The Future of the SGR: 2015 and Beyond

Kenneth J. Terry, MA


February 03, 2015

In This Article

But Nobody Wants to Pay for It

In the past, when Congress has enacted a temporary "patch" to avert an SGR-mandated cut in physician payments, it has usually taken the money from someplace else in Medicare, Hobson pointed out. The 17 patches over the past decade have cost more than the price tag of the SGR measure. But other healthcare players will resist any bill that cuts $144 billion from Medicare at their expense, Hobson and Gilberg noted.

If a deal cannot be reached by March 31, Congress will enact yet another patch that will last either to the end of the year or for 21 months, Hobson predicted. The latter option would delay action on the SGR until after the next Presidential election.

Medical associations strongly oppose any further delay.

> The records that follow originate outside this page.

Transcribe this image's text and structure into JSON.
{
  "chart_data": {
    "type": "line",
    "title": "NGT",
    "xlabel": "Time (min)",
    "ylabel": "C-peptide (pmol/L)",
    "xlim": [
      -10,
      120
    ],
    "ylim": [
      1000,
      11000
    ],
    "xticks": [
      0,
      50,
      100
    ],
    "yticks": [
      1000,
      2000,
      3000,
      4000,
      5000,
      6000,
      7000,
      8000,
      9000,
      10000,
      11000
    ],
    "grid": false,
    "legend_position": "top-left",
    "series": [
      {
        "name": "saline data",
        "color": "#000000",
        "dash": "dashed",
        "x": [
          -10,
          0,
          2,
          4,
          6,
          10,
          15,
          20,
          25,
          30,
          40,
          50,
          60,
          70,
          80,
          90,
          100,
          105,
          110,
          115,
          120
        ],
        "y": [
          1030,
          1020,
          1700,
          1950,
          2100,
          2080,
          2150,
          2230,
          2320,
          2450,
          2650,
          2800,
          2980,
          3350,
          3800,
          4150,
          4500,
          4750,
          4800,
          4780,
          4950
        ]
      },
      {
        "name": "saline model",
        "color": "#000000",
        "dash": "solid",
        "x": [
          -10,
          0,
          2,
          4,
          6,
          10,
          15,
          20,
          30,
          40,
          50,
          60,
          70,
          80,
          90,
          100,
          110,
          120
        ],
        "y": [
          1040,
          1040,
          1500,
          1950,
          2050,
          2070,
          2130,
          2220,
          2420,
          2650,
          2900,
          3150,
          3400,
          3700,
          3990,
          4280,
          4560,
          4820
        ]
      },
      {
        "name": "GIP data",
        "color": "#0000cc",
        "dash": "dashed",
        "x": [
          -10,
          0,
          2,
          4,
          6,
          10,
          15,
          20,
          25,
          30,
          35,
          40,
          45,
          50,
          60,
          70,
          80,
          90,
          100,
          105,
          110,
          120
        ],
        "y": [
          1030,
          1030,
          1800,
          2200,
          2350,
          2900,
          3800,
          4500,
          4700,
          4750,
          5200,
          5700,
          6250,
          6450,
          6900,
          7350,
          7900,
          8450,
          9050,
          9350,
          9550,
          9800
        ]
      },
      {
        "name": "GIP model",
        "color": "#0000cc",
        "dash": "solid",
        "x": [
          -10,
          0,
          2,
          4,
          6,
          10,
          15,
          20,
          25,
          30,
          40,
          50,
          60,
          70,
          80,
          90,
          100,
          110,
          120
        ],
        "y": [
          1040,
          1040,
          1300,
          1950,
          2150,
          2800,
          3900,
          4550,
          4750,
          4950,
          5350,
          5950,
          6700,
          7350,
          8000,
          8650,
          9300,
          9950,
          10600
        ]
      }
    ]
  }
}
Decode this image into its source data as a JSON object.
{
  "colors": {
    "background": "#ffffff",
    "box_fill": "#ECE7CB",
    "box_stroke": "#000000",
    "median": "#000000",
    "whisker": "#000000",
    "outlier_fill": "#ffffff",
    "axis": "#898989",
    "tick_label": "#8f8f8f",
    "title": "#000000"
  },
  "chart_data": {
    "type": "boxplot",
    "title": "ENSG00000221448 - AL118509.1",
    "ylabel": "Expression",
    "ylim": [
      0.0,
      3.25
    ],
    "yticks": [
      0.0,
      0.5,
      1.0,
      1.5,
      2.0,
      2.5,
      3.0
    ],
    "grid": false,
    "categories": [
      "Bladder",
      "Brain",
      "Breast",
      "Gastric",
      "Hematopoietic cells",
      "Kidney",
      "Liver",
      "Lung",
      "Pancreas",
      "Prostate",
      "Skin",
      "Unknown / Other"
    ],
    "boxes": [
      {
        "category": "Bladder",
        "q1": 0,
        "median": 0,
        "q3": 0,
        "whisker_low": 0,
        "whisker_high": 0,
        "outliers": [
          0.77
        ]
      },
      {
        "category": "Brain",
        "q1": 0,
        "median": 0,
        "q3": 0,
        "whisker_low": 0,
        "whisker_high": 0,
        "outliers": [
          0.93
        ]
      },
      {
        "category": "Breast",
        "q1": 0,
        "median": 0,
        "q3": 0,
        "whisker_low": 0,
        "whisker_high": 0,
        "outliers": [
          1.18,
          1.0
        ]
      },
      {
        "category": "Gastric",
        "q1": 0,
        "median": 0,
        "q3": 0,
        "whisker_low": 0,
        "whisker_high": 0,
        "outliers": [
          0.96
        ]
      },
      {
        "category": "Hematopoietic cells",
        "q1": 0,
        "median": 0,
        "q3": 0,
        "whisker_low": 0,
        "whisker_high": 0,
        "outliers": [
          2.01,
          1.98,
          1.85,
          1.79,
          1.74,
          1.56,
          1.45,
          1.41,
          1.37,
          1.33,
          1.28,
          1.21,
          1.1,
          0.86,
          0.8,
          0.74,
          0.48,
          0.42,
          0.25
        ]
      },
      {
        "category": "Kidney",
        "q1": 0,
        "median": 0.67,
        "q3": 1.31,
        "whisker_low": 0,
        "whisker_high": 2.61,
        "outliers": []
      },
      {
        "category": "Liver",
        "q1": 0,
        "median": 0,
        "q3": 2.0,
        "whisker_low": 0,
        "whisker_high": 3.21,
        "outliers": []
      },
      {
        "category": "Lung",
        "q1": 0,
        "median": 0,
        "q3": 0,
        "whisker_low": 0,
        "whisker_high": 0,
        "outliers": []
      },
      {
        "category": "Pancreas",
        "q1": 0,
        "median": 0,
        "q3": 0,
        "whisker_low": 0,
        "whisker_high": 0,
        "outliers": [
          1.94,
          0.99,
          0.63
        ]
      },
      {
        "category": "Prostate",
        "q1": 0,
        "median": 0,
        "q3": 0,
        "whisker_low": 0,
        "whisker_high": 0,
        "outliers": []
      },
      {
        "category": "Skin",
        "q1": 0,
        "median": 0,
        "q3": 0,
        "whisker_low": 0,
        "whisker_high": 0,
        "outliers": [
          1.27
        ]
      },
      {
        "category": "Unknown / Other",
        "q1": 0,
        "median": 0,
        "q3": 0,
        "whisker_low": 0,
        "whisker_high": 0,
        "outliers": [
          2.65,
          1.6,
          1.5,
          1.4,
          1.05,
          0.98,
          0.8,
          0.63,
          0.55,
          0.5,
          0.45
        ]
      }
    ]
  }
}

"Everybody recognizes that the SGR is a major problem, and it has cost us billions of dollars to patch it 17 times," said Robert Wah, MD, president of the AMA, in an interview with Medscape. "Nobody thinks it's a good idea to continue to patch it. It doesn't make any sense to continue a program that everyone agrees is flawed and heading us in the wrong direction. So the faster we can eliminate it and move on to other improvements in the Medicare system, the better for everyone."

"We really think it's important to resolve this issue," agreed Robert Wergin, MD, president of the AAFP. "Annual patches just perpetuate the problem."

Avoiding Specifics

So far, the medical associations have not made specific recommendations on how to pay for the SGR replacement bill. In testimony to the health subcommittee, AMA board chair Barbara McAneny, MD, did not mention the issue, beyond noting that new payment and care delivery models such as those promoted in last year's SGR bill can save money for Medicare.

Wah simply said that there are many options on the table. "We're hopeful that [members of Congress] will come together on the funding process, just as they came together on the policy part," he said.

Similarly, in a January 9 letter to Senate leaders about legislative issues of importance to physicians, American College of Physicians President David Fleming, MD, merely expressed support for last year's SGR bill without suggesting how to offset the cost.

Wergin was more explicit about how to fund the measure. He told Medscape that the AAFP is willing to support cuts in other areas of Medicare, such as the restoration of pharmaceutical rebate programs that were eliminated by the Affordable Care Act.